La Legge Delega presentata in Parlamento (che dovrà ora tradursi in normativa di legge) risponde alle aspettative di tutti gli investitori, anche internazionali. Tuttavia, questo non è ancora sufficiente. Per far uscire definitivamente l’Italia dalla recessione bisogna agire necessariamente sul costo del lavoro. E non è un caso che proprio giovedì scorso sia l’Ocse, sia il Fondo monetario internazionale siano tornati a mettere l’accento sull’elevato costo del lavoro in Italia, esortando la politica italiana a mettervi mano al fine di ovviare al deficit di competitività.
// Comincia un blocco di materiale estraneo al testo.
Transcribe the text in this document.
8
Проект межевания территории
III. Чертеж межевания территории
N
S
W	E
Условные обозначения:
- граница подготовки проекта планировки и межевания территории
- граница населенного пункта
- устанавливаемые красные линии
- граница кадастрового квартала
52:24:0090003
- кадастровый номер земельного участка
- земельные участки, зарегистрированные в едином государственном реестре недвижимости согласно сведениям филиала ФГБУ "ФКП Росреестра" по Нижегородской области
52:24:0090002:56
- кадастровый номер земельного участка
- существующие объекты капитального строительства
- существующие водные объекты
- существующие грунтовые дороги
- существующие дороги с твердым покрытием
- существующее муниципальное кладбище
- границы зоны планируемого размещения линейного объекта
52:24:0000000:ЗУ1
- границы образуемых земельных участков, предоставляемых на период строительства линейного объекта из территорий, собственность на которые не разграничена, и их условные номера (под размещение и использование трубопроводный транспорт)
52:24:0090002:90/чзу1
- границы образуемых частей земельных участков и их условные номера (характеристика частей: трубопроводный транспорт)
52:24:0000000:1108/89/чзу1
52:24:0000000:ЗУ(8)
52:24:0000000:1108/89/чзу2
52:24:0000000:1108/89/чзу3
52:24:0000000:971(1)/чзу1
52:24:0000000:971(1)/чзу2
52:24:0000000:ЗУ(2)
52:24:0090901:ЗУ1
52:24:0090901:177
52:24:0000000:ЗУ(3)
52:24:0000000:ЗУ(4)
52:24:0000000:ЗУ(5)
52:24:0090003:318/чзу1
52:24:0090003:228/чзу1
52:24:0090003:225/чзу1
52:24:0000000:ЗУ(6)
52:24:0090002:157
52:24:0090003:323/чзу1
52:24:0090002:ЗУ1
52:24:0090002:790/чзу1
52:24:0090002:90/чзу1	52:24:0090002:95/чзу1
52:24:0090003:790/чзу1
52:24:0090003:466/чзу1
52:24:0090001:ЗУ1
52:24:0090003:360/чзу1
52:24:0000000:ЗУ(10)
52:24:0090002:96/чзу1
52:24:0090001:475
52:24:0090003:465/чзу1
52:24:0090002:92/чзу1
L’Italia potrà ripartire ed essere attrattiva nei confronti delle aziende solo se, oltre alle misure contenute nel cosiddetto Jobs Act, si introdurrà un politica di riduzione del costo del lavoro costante e progressiva per lavoratori e aziende, non limitandosi a provvedimenti temporanei che non danno alcun effetto benefico se non nell’immediato. La riduzione del cosiddetto cuneo fiscale su cui il Governo Renzi sta lavorando (ossia il differenziale tra ciò che il lavoratore percepisce al netto in busta paga e ciò che il datore di lavoro paga in termini di tasse e contributi) è un passaggio più che importante se si vuole rendere l’Italia “più conveniente” e al tempo stesso più competitiva.



Non solo. Questo passaggio dovrà essere attuato anche a livello europeo allo scopo di uniformare il cuneo fiscale evitando così fenomeni di “dumping” tra i vari paesi. In una parola, il lavoro non si crea per legge o decreto, ma soprattutto puntando sulla crescita dell’economia che si fonda su una maggiore capacità di spesa di ogni singolo lavoratore, che può essere garantita sia attraverso salari legati alla maggiore produttività, sia attraverso la cosiddetta “leva fiscale”, riducendone il costo del lavoro.